I may not have grown my daughter in my belly, but there was a whole lot of work involved before we could even imagine bringing a baby home. Hours of paperwork, hours of classes on trauma and psychotropic drugs and infant CPR, hours of phone calls trying to find the fire inspector, and hours of photocopying. I'm not nearly as organized in the rest of my life, but during that paperwork marathon I certainly was!
"They're So Lucky"
The single most frustrating comment I get as an adoptive mom is, "She's so lucky to have you." You know who's lucky? Me. My husband. Her grandparents and aunts and uncles. She is our single biggest blessing, and to say she is lucky is a gross generalization that fails to acknowledge that she experienced the most enormous loss of her life before she was 48 hours old.

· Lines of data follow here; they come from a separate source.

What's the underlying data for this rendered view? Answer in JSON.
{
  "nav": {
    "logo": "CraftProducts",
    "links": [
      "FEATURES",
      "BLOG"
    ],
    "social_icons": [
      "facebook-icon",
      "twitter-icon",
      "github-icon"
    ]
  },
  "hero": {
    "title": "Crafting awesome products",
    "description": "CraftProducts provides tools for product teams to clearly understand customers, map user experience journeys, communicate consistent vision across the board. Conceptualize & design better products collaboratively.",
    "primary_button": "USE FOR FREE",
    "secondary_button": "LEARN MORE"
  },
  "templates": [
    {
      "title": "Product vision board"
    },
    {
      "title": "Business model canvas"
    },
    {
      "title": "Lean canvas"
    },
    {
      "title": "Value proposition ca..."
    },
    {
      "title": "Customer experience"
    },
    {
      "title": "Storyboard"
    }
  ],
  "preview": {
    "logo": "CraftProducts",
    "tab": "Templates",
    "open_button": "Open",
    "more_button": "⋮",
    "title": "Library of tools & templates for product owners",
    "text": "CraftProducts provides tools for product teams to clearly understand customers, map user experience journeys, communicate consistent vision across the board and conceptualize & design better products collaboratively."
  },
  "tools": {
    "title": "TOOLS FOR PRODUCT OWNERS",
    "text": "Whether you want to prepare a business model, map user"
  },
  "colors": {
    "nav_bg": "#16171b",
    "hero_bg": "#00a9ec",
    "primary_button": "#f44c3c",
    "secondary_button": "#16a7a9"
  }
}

It's the whole point of adoption, really, to raise someone else's child as your own. But some of the unknowns of that scenario can be quite scary, because adoptive parents don't always know the health history of the child or their family, and prenatal care is often nonexistent or not nearly as good as for another baby. Adoption is, by nature, a pretty brave act.
"They Have Nothing To Prove"
We're not lesser moms because we're adoptive moms. However, that's how it can feel; like we're playing the part of mom because we swooped in at the end when the cord was cut and the baby was all wrapped up in a perfect little package. We might have missed that first messy bit, but there's a whole lot of mess to come in the future.
Remember, however motherhood found you, you're one strong, brave mama.